"Ah! poor motherless lad. There! there!"

Beaming with happiness, Ilya set to at his usual evening's task, the distribution of the treasures he had collected in the day. The children had been waiting for him for ever so long. They sat in a circle on the ground about him and gazed with greedy eyes at the dirty sack. Ilya fetched out of the bag a couple of strips of calico, a wooden soldier, bleached by wind and weather, a blacking pot, a pomade box, and a teacup with a broken rim and no handle:

"That is for me!—for me—for me!" came the children's voices, and from all sides little dirty hands caught at the rare treasures.

"Wait! Wait! No grabbing!" commanded Ilya. "Do you call that playing fair if you all snatch at once? Now then, I'll open the shop. First, I'll sell this piece of calico, quite wonderful calico, the price is half a rouble. Mashka, buy it!"

"It's bought," shouted Jakov instead of the cobbler's daughter, and drew out of his pocket a potsherd he had held in readiness and pressed it into the merchant's hand. But Ilya would not take it. "What sort of a game's that? You must bargain—my goodness! You never bargain. In the market you must bargain!"

"I forgot," Jakov excused himself, and now began an obstinate haggling. Seller and buyers grew wildly excited, and while they chaffered, Pashka quickly snatched what he wanted out of the heap, and ran off, dancing and shouting in mockery:

"Ha! ha! I've got it! I've got it! You sleepyheads, you silly duffers!"

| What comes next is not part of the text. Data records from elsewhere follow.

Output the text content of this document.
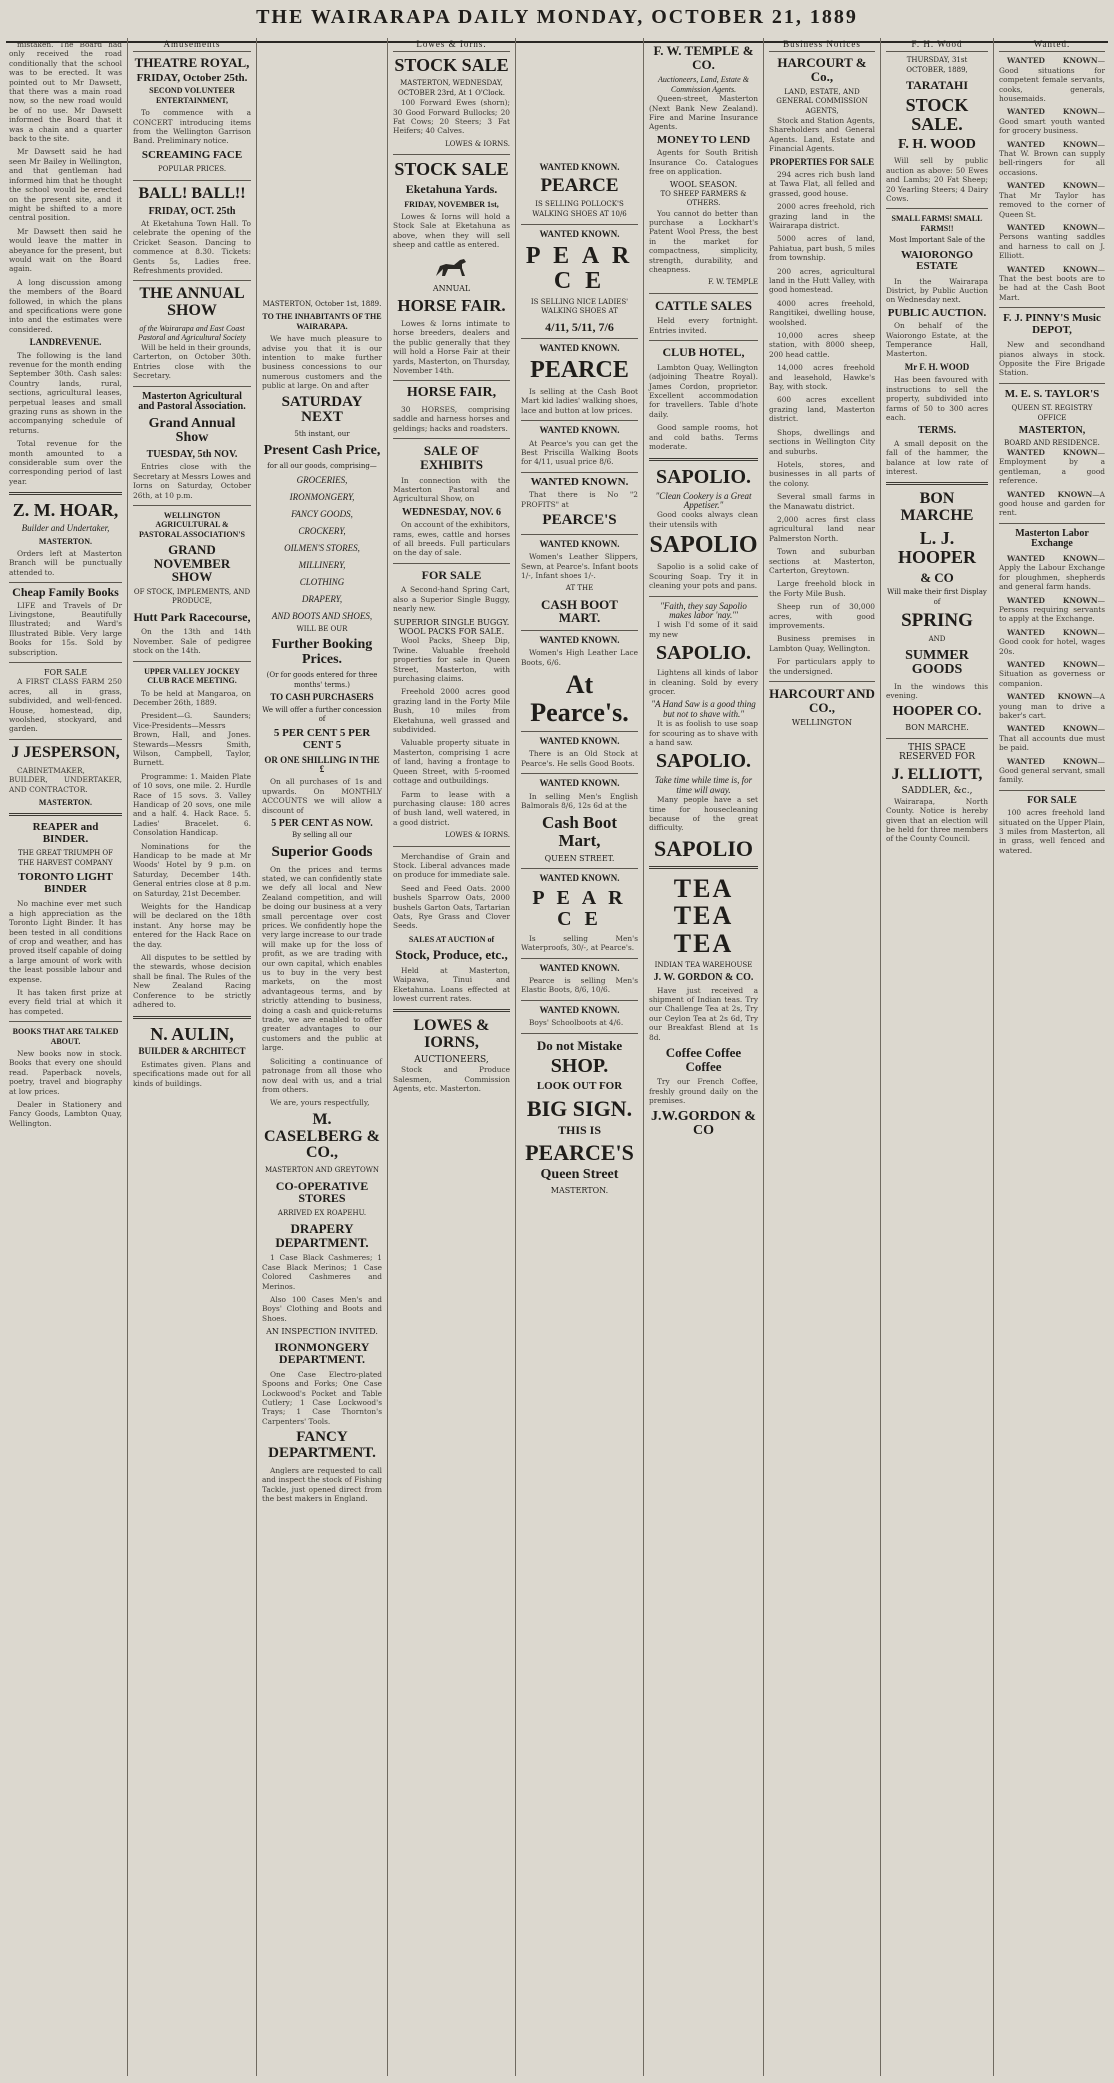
THE WAIRARAPA DAILY MONDAY, OCTOBER 21, 1889

mistaken. The Board had only received the road conditionally that the school was to be erected. It was pointed out to Mr Dawsett, that there was a main road now, so the new road would be of no use. Mr Dawsett informed the Board that it was a chain and a quarter back to the site.

Mr Dawsett said he had seen Mr Bailey in Wellington, and that gentleman had informed him that he thought the school would be erected on the present site, and it might be shifted to a more central position.

Mr Dawsett then said he would leave the matter in abeyance for the present, but would wait on the Board again.

A long discussion among the members of the Board followed, in which the plans and specifications were gone into and the estimates were considered.

LANDREVENUE.

The following is the land revenue for the month ending September 30th. Cash sales: Country lands, rural, sections, agricultural leases, perpetual leases and small grazing runs as shown in the accompanying schedule of returns.

Total revenue for the month amounted to a considerable sum over the corresponding period of last year.

Z. M. HOAR,
Builder and Undertaker,
MASTERTON.

Orders left at Masterton Branch will be punctually attended to.

Cheap Family Books

LIFE and Travels of Dr Livingstone, Beautifully Illustrated; and Ward's Illustrated Bible. Very large Books for 15s. Sold by subscription.

FOR SALE

A FIRST CLASS FARM 250 acres, all in grass, subdivided, and well-fenced. House, homestead, dip, woolshed, stockyard, and garden.

J JESPERSON,

CABINETMAKER, BUILDER, UNDERTAKER, AND CONTRACTOR.

MASTERTON.
REAPER and BINDER.
THE GREAT TRIUMPH OF THE HARVEST COMPANY
TORONTO LIGHT BINDER

No machine ever met such a high appreciation as the Toronto Light Binder. It has been tested in all conditions of crop and weather, and has proved itself capable of doing a large amount of work with the least possible labour and expense.

It has taken first prize at every field trial at which it has competed.

BOOKS THAT ARE TALKED ABOUT.

New books now in stock. Books that every one should read. Paperback novels, poetry, travel and biography at low prices.

Dealer in Stationery and Fancy Goods, Lambton Quay, Wellington.

Amusements
THEATRE ROYAL,
FRIDAY, October 25th.
SECOND VOLUNTEER ENTERTAINMENT,

To commence with a CONCERT introducing items from the Wellington Garrison Band. Preliminary notice.

SCREAMING FACE
POPULAR PRICES.
BALL! BALL!!
FRIDAY, OCT. 25th

At Eketahuna Town Hall. To celebrate the opening of the Cricket Season. Dancing to commence at 8.30. Tickets: Gents 5s, Ladies free. Refreshments provided.

THE ANNUAL SHOW
of the Wairarapa and East Coast Pastoral and Agricultural Society

Will be held in their grounds, Carterton, on October 30th. Entries close with the Secretary.

Masterton Agricultural and Pastoral Association.
Grand Annual Show
TUESDAY, 5th NOV.

Entries close with the Secretary at Messrs Lowes and Iorns on Saturday, October 26th, at 10 p.m.

WELLINGTON AGRICULTURAL & PASTORAL ASSOCIATION'S
GRAND NOVEMBER SHOW
OF STOCK, IMPLEMENTS, AND PRODUCE,
Hutt Park Racecourse,

On the 13th and 14th November. Sale of pedigree stock on the 14th.

UPPER VALLEY JOCKEY CLUB RACE MEETING.

To be held at Mangaroa, on December 26th, 1889.

President—G. Saunders; Vice-Presidents—Messrs Brown, Hall, and Jones. Stewards—Messrs Smith, Wilson, Campbell, Taylor, Burnett.

Programme: 1. Maiden Plate of 10 sovs, one mile. 2. Hurdle Race of 15 sovs. 3. Valley Handicap of 20 sovs, one mile and a half. 4. Hack Race. 5. Ladies' Bracelet. 6. Consolation Handicap.

Nominations for the Handicap to be made at Mr Woods' Hotel by 9 p.m. on Saturday, December 14th. General entries close at 8 p.m. on Saturday, 21st December.

Weights for the Handicap will be declared on the 18th instant. Any horse may be entered for the Hack Race on the day.

All disputes to be settled by the stewards, whose decision shall be final. The Rules of the New Zealand Racing Conference to be strictly adhered to.

N. AULIN,
BUILDER & ARCHITECT

Estimates given. Plans and specifications made out for all kinds of buildings.

MASTERTON, October 1st, 1889.
TO THE INHABITANTS OF THE WAIRARAPA.

We have much pleasure to advise you that it is our intention to make further business concessions to our numerous customers and the public at large. On and after

SATURDAY NEXT
5th instant, our
Present Cash Price,
for all our goods, comprising—
GROCERIES,
IRONMONGERY,
FANCY GOODS,
CROCKERY,
OILMEN'S STORES,
MILLINERY,
CLOTHING
DRAPERY,
AND BOOTS AND SHOES,
WILL BE OUR
Further Booking Prices.
(Or for goods entered for three months' terms.)
TO CASH PURCHASERS
We will offer a further concession of
5 PER CENT 5 PER CENT 5
OR ONE SHILLING IN THE £

On all purchases of 1s and upwards. On MONTHLY ACCOUNTS we will allow a discount of

5 PER CENT AS NOW.
By selling all our
Superior Goods

On the prices and terms stated, we can confidently state we defy all local and New Zealand competition, and will be doing our business at a very small percentage over cost prices. We confidently hope the very large increase to our trade will make up for the loss of profit, as we are trading with our own capital, which enables us to buy in the very best markets, on the most advantageous terms, and by strictly attending to business, doing a cash and quick-returns trade, we are enabled to offer greater advantages to our customers and the public at large.

Soliciting a continuance of patronage from all those who now deal with us, and a trial from others.

We are, yours respectfully,

M. CASELBERG & CO.,
MASTERTON AND GREYTOWN
CO-OPERATIVE STORES
ARRIVED EX ROAPEHU.
DRAPERY DEPARTMENT.

1 Case Black Cashmeres; 1 Case Black Merinos; 1 Case Colored Cashmeres and Merinos.

Also 100 Cases Men's and Boys' Clothing and Boots and Shoes.

AN INSPECTION INVITED.
IRONMONGERY DEPARTMENT.

One Case Electro-plated Spoons and Forks; One Case Lockwood's Pocket and Table Cutlery; 1 Case Lockwood's Trays; 1 Case Thornton's Carpenters' Tools.

FANCY DEPARTMENT.

Anglers are requested to call and inspect the stock of Fishing Tackle, just opened direct from the best makers in England.

Lowes & Iorns.
STOCK SALE
MASTERTON, WEDNESDAY, OCTOBER 23rd, At 1 O'Clock.

100 Forward Ewes (shorn); 30 Good Forward Bullocks; 20 Fat Cows; 20 Steers; 3 Fat Heifers; 40 Calves.

LOWES & IORNS.
STOCK SALE
Eketahuna Yards.
FRIDAY, NOVEMBER 1st,

Lowes & Iorns will hold a Stock Sale at Eketahuna as above, when they will sell sheep and cattle as entered.

ANNUAL
HORSE FAIR.

Lowes & Iorns intimate to horse breeders, dealers and the public generally that they will hold a Horse Fair at their yards, Masterton, on Thursday, November 14th.

HORSE FAIR,

30 HORSES, comprising saddle and harness horses and geldings; hacks and roadsters.

SALE OF EXHIBITS

In connection with the Masterton Pastoral and Agricultural Show, on

WEDNESDAY, NOV. 6

On account of the exhibitors, rams, ewes, cattle and horses of all breeds. Full particulars on the day of sale.

FOR SALE

A Second-hand Spring Cart, also a Superior Single Buggy, nearly new.

SUPERIOR SINGLE BUGGY.
WOOL PACKS FOR SALE.

Wool Packs, Sheep Dip, Twine. Valuable freehold properties for sale in Queen Street, Masterton, with purchasing claims.

Freehold 2000 acres good grazing land in the Forty Mile Bush, 10 miles from Eketahuna, well grassed and subdivided.

Valuable property situate in Masterton, comprising 1 acre of land, having a frontage to Queen Street, with 5-roomed cottage and outbuildings.

Farm to lease with a purchasing clause: 180 acres of bush land, well watered, in a good district.

LOWES & IORNS.

Merchandise of Grain and Stock. Liberal advances made on produce for immediate sale.

Seed and Feed Oats. 2000 bushels Sparrow Oats, 2000 bushels Garton Oats, Tartarian Oats, Rye Grass and Clover Seeds.

SALES AT AUCTION of
Stock, Produce, etc.,

Held at Masterton, Waipawa, Tinui and Eketahuna. Loans effected at lowest current rates.

LOWES & IORNS,
AUCTIONEERS,

Stock and Produce Salesmen, Commission Agents, etc. Masterton.

WANTED KNOWN.
PEARCE
IS SELLING POLLOCK'S WALKING SHOES AT 10/6
WANTED KNOWN.
P E A R C E
IS SELLING NICE LADIES' WALKING SHOES AT
4/11, 5/11, 7/6
WANTED KNOWN.
PEARCE

Is selling at the Cash Boot Mart kid ladies' walking shoes, lace and button at low prices.

WANTED KNOWN.

At Pearce's you can get the Best Priscilla Walking Boots for 4/11, usual price 8/6.

WANTED KNOWN.

That there is No "2 PROFITS" at

PEARCE'S
WANTED KNOWN.

Women's Leather Slippers, Sewn, at Pearce's. Infant boots 1/-, Infant shoes 1/-.

AT THE
CASH BOOT MART.
WANTED KNOWN.

Women's High Leather Lace Boots, 6/6.

At Pearce's.
WANTED KNOWN.

There is an Old Stock at Pearce's. He sells Good Boots.

WANTED KNOWN.

In selling Men's English Balmorals 8/6, 12s 6d at the

Cash Boot Mart,
QUEEN STREET.
WANTED KNOWN.
P E A R C E

Is selling Men's Waterproofs, 30/-, at Pearce's.

WANTED KNOWN.

Pearce is selling Men's Elastic Boots, 8/6, 10/6.

WANTED KNOWN.

Boys' Schoolboots at 4/6.

Do not Mistake
SHOP.
LOOK OUT FOR
BIG SIGN.
THIS IS
PEARCE'S
Queen Street
MASTERTON.
F. W. TEMPLE & CO.
Auctioneers, Land, Estate & Commission Agents.

Queen-street, Masterton (Next Bank New Zealand). Fire and Marine Insurance Agents.

MONEY TO LEND

Agents for South British Insurance Co. Catalogues free on application.

WOOL SEASON.
TO SHEEP FARMERS & OTHERS.

You cannot do better than purchase a Lockhart's Patent Wool Press, the best in the market for compactness, simplicity, strength, durability, and cheapness.

F. W. TEMPLE
CATTLE SALES

Held every fortnight. Entries invited.

CLUB HOTEL,

Lambton Quay, Wellington (adjoining Theatre Royal). James Cordon, proprietor. Excellent accommodation for travellers. Table d'hote daily.

Good sample rooms, hot and cold baths. Terms moderate.

SAPOLIO.
"Clean Cookery is a Great Appetiser."

Good cooks always clean their utensils with

SAPOLIO

Sapolio is a solid cake of Scouring Soap. Try it in cleaning your pots and pans.

"Faith, they say Sapolio makes labor 'nay.'"

I wish I'd some of it said my new

SAPOLIO.

Lightens all kinds of labor in cleaning. Sold by every grocer.

"A Hand Saw is a good thing but not to shave with."

It is as foolish to use soap for scouring as to shave with a hand saw.

SAPOLIO.
Take time while time is, for time will away.

Many people have a set time for housecleaning because of the great difficulty.

SAPOLIO
TEA TEA TEA
INDIAN TEA WAREHOUSE
J. W. GORDON & CO.

Have just received a shipment of Indian teas. Try our Challenge Tea at 2s, Try our Ceylon Tea at 2s 6d, Try our Breakfast Blend at 1s 8d.

Coffee Coffee Coffee

Try our French Coffee, freshly ground daily on the premises.

J.W.GORDON & CO
Business Notices
HARCOURT & Co.,
LAND, ESTATE, AND GENERAL COMMISSION AGENTS,

Stock and Station Agents, Shareholders and General Agents. Land, Estate and Financial Agents.

PROPERTIES FOR SALE

294 acres rich bush land at Tawa Flat, all felled and grassed, good house.

2000 acres freehold, rich grazing land in the Wairarapa district.

5000 acres of land, Pahiatua, part bush, 5 miles from township.

200 acres, agricultural land in the Hutt Valley, with good homestead.

4000 acres freehold, Rangitikei, dwelling house, woolshed.

10,000 acres sheep station, with 8000 sheep, 200 head cattle.

14,000 acres freehold and leasehold, Hawke's Bay, with stock.

600 acres excellent grazing land, Masterton district.

Shops, dwellings and sections in Wellington City and suburbs.

Hotels, stores, and businesses in all parts of the colony.

Several small farms in the Manawatu district.

2,000 acres first class agricultural land near Palmerston North.

Town and suburban sections at Masterton, Carterton, Greytown.

Large freehold block in the Forty Mile Bush.

Sheep run of 30,000 acres, with good improvements.

Business premises in Lambton Quay, Wellington.

For particulars apply to the undersigned.

HARCOURT AND CO.,
WELLINGTON
F. H. Wood
THURSDAY, 31st OCTOBER, 1889,
TARATAHI
STOCK SALE.
F. H. WOOD

Will sell by public auction as above: 50 Ewes and Lambs; 20 Fat Sheep; 20 Yearling Steers; 4 Dairy Cows.

SMALL FARMS! SMALL FARMS!!
Most Important Sale of the
WAIORONGO ESTATE

In the Wairarapa District, by Public Auction on Wednesday next.

PUBLIC AUCTION.

On behalf of the Waiorongo Estate, at the Temperance Hall, Masterton.

Mr F. H. WOOD

Has been favoured with instructions to sell the property, subdivided into farms of 50 to 300 acres each.

TERMS.

A small deposit on the fall of the hammer, the balance at low rate of interest.

BON MARCHE
L. J. HOOPER
& CO
Will make their first Display of
SPRING
AND
SUMMER GOODS

In the windows this evening.

HOOPER CO.
BON MARCHE.
THIS SPACE RESERVED FOR
J. ELLIOTT,
SADDLER, &c.,

Wairarapa, North County. Notice is hereby given that an election will be held for three members of the County Council.

Wanted.

WANTED KNOWN—Good situations for competent female servants, cooks, generals, housemaids.

WANTED KNOWN—Good smart youth wanted for grocery business.

WANTED KNOWN—That W. Brown can supply bell-ringers for all occasions.

WANTED KNOWN—That Mr Taylor has removed to the corner of Queen St.

WANTED KNOWN—Persons wanting saddles and harness to call on J. Elliott.

WANTED KNOWN—That the best boots are to be had at the Cash Boot Mart.

F. J. PINNY'S Music DEPOT,

New and secondhand pianos always in stock. Opposite the Fire Brigade Station.

M. E. S. TAYLOR'S
QUEEN ST. REGISTRY OFFICE
MASTERTON,
BOARD AND RESIDENCE.

WANTED KNOWN—Employment by a gentleman, a good reference.

WANTED KNOWN—A good house and garden for rent.

Masterton Labor Exchange

WANTED KNOWN—Apply the Labour Exchange for ploughmen, shepherds and general farm hands.

WANTED KNOWN—Persons requiring servants to apply at the Exchange.

WANTED KNOWN—Good cook for hotel, wages 20s.

WANTED KNOWN—Situation as governess or companion.

WANTED KNOWN—A young man to drive a baker's cart.

WANTED KNOWN—That all accounts due must be paid.

WANTED KNOWN—Good general servant, small family.

FOR SALE

100 acres freehold land situated on the Upper Plain, 3 miles from Masterton, all in grass, well fenced and watered.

At first Pashka's thievish ways enraged all the children. The little ones cried and howled, while Jakov and Ilya chased the robber, but usually without success. By degrees they became accustomed to his knavery, looked for nothing better from him and paid him out by refusing angrily to play with him. Pashka lived for himself, and thought of nothing but how to play his evil tricks. The big-headed Jakov, on the other hand, was a kind of nursemaid for the curly-haired daughter of the cobbler. She took his care for her interest as something quite natural, and if she called him always coaxingly "Jashetschka," she also scratched and struck him fairly often. Jakov's friendship with Ilya grew from day to day and he was always telling his friend his most wonderful dreams.

"I dreamed last night that I had a heap of money—bright roubles, a whole sackful, and I carried the sack into the wood on my back. Then all at once some robbers came at me with knives—horrible! I ran away, of course, and then in a minute the sack seemed alive. I threw it away and—you'll never guess—all sorts of birds flew out of it. Whirr! Whirr! Siskins and tits and finches, oh such a tremendous lot! They lifted me up and carried me through the air—high, ever so high."

He broke off and looked at Ilya with his prominent eyes, while a sheepish look came into his face.